Chandrika Devi, president of a self help group in the village of Maidandih helped organize the group members in a protest to get their job cards. The cards guarantee residents in rural areas 100 days of paid employment, critical during the lean months.

Women in Bihar find strength (and a voice) in numbers

  • Gary Fields
  • Mar 5, 2019

Partnership Bihar is directly supported by a group of generous Lutheran congregations. The project is helping rural families in Bihar, India, grow more and better crops, increase household income and empower women to be agents of change.

Women from the village of Maidandih in Bihar, India, walked five miles and then waited eight hours to meet with their block program officer, a local government official.

Their goal was to obtain their government-issued job card, which provides a legal guarantee of 100 days of wage-producing employment every year to every rural adult resident. The job card is supposed to be available to both men and women but distribution has been unreliable.  

This inequity is especially prevalent in Bihar, which is India’s poorest state. Families here live at the absolute margins, marked as the lowest class of Indian society. Men are usually not at home for much of the year because they’ve had to migrate to cities to find work, leaving women to care for the household and grow what little food they can.

Limited opportunities

Women are especially marginalized. They often have little if any education and cannot read or write. They bear most of the burden of raising the children while doing the heavy labor of carrying water, weeding, planting, and tending their small plots to grow food despite a baking sun and uncertain rains.

For women, the job card is valuable especially valuable during the lean  months, when few crops can be harvested and sold. The job card is part a national job program designed to provide employment for the rural poor by providing at least 100 days of guaranteed wage employment to adults who agree to do unskilled manual work. Although there are problems with uneven distribution, at its best the program increases rural wages and reduces gender wage gaps.Agriculture is responsible for more than half the country’s employment but only a quarter of its GDP, meaning it produces very little income. With women providing a large percentage of the workforce in rural India and much of that work in the agriculture field, it means poverty.

Most of the women in Maidandih had never received a job card, even though the law was passed in 2005. And they never felt empowered to demand their job cards — until now. It began with one group member who was ignored multiple times before she brought her rejection to the group.

Coming together for common good

Through Partnership Bihar, women are empowered to be agents of change and equally contribute to family decisions, especially about finances, division of labor and nutrition.

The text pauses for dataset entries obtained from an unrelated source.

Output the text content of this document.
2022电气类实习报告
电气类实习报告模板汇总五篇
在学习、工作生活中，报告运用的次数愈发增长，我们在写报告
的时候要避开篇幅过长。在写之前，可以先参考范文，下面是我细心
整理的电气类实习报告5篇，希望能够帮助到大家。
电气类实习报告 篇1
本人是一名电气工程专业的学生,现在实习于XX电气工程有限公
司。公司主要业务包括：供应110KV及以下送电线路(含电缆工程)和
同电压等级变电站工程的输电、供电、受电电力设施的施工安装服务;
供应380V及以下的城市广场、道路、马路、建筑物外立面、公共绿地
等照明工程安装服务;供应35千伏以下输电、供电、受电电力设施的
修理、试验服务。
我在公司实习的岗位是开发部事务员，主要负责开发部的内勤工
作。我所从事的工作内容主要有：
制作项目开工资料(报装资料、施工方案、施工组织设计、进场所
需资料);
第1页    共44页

A major part of this work is the establishment of self-help groups, where women join together to support each other, learn better farming techniques and start savings accounts.Through the self-help groups, women are also learning how to advocate for themselves and their families.

Chandrika Devi (pictured above) is the president of the Nima self-help group and one of the members who organized the campaign to get their job cards.

When program officer  arrived, he assured Chandrika and her neighbors that he would bring their cards to the village — an assurance the women weren’t willing to accept. He agreed to put the promise in writing. The women left his office only after they had a signed document in hand.

Ten days later, two other officials came to their village with their job cards in hand.

For the women of Maidandih, this is a huge accomplishment and significant step forward in establishing a better future for themselves and their families.